The State Department confirmed late Tuesday that the U.S. Mission to the U.N. requested closed council consultations be held Thursday.
After Sunday's launch, White House officials said they saw the latest missile test as part of an escalating series of provocations over the last several months by North Korea that have become increasingly concerning and are aimed at winning relief from sanctions.
The Hwasong-12 missile launched Sunday was the most powerful missile North Korea has tested since 2017. That's when the country launched Hwasong-12 and longer-range missiles in a torrid run of weapons firings to acquire an ability to launch nuclear strikes on U.S. military bases in Northeast Asia and the Pacific and even the American homeland.
In recent months, North Korea has launched a variety of weapons systems and threatened to lift the four-year moratorium on more serious weapons tests such as nuclear explosions and ICBM launches. Sunday's launch was the North's seventh round of missile launches in January alone, and other weapons tested recently include a developmental hypersonic missile and a submarine-launched missile.
The Security Council initially imposed sanctions on North Korea after its first nuclear test explosion in 2006 and made them tougher in response to further nuclear tests and the country's increasingly sophisticated nuclear and ballistic missile programs.

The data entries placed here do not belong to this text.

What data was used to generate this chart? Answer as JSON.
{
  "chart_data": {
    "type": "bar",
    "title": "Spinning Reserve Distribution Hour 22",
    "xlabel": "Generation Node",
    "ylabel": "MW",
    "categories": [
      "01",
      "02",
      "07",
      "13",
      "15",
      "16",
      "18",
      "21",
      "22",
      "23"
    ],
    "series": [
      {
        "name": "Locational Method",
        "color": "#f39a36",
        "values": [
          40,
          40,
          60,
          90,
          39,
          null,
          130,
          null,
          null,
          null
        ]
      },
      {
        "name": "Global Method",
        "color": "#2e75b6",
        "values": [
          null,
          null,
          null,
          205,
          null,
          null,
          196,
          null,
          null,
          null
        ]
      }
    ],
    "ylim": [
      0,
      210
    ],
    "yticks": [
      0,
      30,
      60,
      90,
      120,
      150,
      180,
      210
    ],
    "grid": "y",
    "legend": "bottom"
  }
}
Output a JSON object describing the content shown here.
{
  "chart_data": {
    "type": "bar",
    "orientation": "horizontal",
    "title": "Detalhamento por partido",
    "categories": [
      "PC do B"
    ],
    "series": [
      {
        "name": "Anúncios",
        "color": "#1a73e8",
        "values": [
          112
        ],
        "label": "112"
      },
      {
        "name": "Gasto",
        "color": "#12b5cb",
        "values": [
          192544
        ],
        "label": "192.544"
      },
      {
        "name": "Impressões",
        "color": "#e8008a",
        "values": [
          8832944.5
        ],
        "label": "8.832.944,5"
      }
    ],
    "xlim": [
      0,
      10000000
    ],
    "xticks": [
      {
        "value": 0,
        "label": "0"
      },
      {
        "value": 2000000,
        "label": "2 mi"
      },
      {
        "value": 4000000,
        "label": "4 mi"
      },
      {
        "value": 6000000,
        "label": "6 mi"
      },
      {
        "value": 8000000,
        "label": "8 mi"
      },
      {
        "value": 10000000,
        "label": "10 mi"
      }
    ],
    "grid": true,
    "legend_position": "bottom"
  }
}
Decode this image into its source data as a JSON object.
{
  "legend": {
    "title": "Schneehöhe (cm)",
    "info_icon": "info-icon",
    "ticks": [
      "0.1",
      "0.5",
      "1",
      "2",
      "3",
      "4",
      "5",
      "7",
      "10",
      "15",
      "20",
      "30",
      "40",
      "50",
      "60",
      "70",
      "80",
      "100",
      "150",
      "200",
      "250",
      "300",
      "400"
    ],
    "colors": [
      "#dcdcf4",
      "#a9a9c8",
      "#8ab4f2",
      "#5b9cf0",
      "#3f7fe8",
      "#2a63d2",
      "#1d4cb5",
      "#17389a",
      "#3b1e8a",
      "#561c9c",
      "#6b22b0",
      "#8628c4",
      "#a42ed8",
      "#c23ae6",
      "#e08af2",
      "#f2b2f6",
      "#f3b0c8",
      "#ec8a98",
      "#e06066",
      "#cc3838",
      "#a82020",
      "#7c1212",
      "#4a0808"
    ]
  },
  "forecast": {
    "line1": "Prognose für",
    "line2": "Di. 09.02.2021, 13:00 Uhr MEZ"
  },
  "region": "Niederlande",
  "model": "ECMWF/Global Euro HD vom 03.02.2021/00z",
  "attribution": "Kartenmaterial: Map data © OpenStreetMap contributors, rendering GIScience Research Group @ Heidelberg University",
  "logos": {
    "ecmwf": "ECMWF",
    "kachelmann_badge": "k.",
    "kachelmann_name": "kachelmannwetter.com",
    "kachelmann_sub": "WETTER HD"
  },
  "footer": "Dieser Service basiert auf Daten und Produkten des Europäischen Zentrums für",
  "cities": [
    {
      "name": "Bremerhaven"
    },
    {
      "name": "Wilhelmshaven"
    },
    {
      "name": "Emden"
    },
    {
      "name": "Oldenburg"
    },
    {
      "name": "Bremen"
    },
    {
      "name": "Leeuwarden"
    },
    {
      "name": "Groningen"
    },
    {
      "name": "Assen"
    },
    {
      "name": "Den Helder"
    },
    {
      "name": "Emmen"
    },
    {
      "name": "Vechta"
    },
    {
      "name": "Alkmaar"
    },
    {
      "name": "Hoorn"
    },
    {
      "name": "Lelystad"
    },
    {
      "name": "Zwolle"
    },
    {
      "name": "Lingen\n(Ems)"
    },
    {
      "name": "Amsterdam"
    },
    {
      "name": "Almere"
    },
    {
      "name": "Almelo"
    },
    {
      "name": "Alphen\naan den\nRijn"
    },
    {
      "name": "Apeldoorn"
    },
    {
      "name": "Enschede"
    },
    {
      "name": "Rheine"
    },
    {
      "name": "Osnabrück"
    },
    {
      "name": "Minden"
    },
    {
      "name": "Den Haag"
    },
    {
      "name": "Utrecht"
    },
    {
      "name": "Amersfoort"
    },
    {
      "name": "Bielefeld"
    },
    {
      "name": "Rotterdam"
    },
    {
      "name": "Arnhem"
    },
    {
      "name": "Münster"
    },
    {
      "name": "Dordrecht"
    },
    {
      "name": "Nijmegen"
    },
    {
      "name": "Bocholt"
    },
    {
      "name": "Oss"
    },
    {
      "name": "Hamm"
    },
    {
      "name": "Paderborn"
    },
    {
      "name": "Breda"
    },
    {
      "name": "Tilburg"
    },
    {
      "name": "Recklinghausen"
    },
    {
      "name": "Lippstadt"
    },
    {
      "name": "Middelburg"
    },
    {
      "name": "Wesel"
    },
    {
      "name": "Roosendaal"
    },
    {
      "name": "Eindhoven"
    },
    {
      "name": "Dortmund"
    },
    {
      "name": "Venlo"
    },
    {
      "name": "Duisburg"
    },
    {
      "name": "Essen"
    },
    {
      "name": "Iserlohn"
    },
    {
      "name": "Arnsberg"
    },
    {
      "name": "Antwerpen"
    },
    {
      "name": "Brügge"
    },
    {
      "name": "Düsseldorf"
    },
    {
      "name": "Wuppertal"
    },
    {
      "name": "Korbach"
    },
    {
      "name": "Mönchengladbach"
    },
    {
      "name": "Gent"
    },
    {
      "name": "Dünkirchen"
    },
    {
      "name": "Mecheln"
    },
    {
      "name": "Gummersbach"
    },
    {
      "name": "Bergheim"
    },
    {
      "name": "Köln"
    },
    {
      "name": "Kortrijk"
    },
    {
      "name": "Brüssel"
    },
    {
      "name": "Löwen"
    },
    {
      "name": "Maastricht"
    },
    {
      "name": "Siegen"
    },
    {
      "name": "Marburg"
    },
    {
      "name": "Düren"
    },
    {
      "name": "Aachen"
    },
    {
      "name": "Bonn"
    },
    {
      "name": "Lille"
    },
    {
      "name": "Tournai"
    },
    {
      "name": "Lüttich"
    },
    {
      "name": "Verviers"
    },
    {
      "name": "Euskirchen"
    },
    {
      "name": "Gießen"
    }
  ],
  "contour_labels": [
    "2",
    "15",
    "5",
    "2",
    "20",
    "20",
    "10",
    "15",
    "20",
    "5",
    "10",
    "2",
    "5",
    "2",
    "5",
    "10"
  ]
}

China and Russia, which border North Korea, circulated a draft resolution in November stressing the North's economic difficulties. They called for lifting sanctions that include a ban on exports of seafood and textiles, a cap on imports of refined petroleum products, and a prohibition on its citizens working overseas and sending home their earnings.
Russian Ambassador Vassily Nebenzia, whose country took over the Security Council presidency Tuesday for the month of February, told reporters earlier Tuesday that the draft remains before the council though some members consider that "it is not yet timely."
The Biden administration again called on North Korea to return to long-stalled talks on its nuclear and missile programs after the latest launch, but made clear it doesn't at this time think it would be constructive to hold leader-to-leader meetings like those Donald Trump had with North Korean leader Kim Jong Un.
Nebenzia told reporters that Russia has "repeatedly and continuously" called for resumption of negotiations between key parties on the North Korean nuclear issue.
Sung Kim, the U.S. special representative for North Korea, discussed Pyongyang's latest ballistic missile launch with the Japanese Foreign Ministry's director general for Asian and Oceanian affairs, Funakoshi Takehiro, and South Korean nuclear envoy Noh Kyu-duk during calls on Friday and Saturday, State Department spokesman Ned Price said Tuesday.
Kim condemned the North's missile launches as violations of Security Council resolutions "and destabilizing to the region," and reaffirmed the U.S. commitment to the complete denuclearization of the Korean Peninsula and to the defense of South Korea and Japan, Price said.
He also underscored "the United States' continued readiness to engage in serious and sustained diplomacy" with North Korea "to make tangible progress" toward denuclearization, Price said.
The Security Council's last meeting on North Korea was a closed-door discussion Jan. 10 on the North's launch of what Pyongyang characterized as a hypersonic missile five days earlier.
There was no action by the 15-member council, but the United States and five allies urged North Korea to abandon its prohibited nuclear and ballistic missile programs. They also called on the Security Council to oppose Pyongyang's "ongoing, destabilizing and unlawful actions," including missile launches.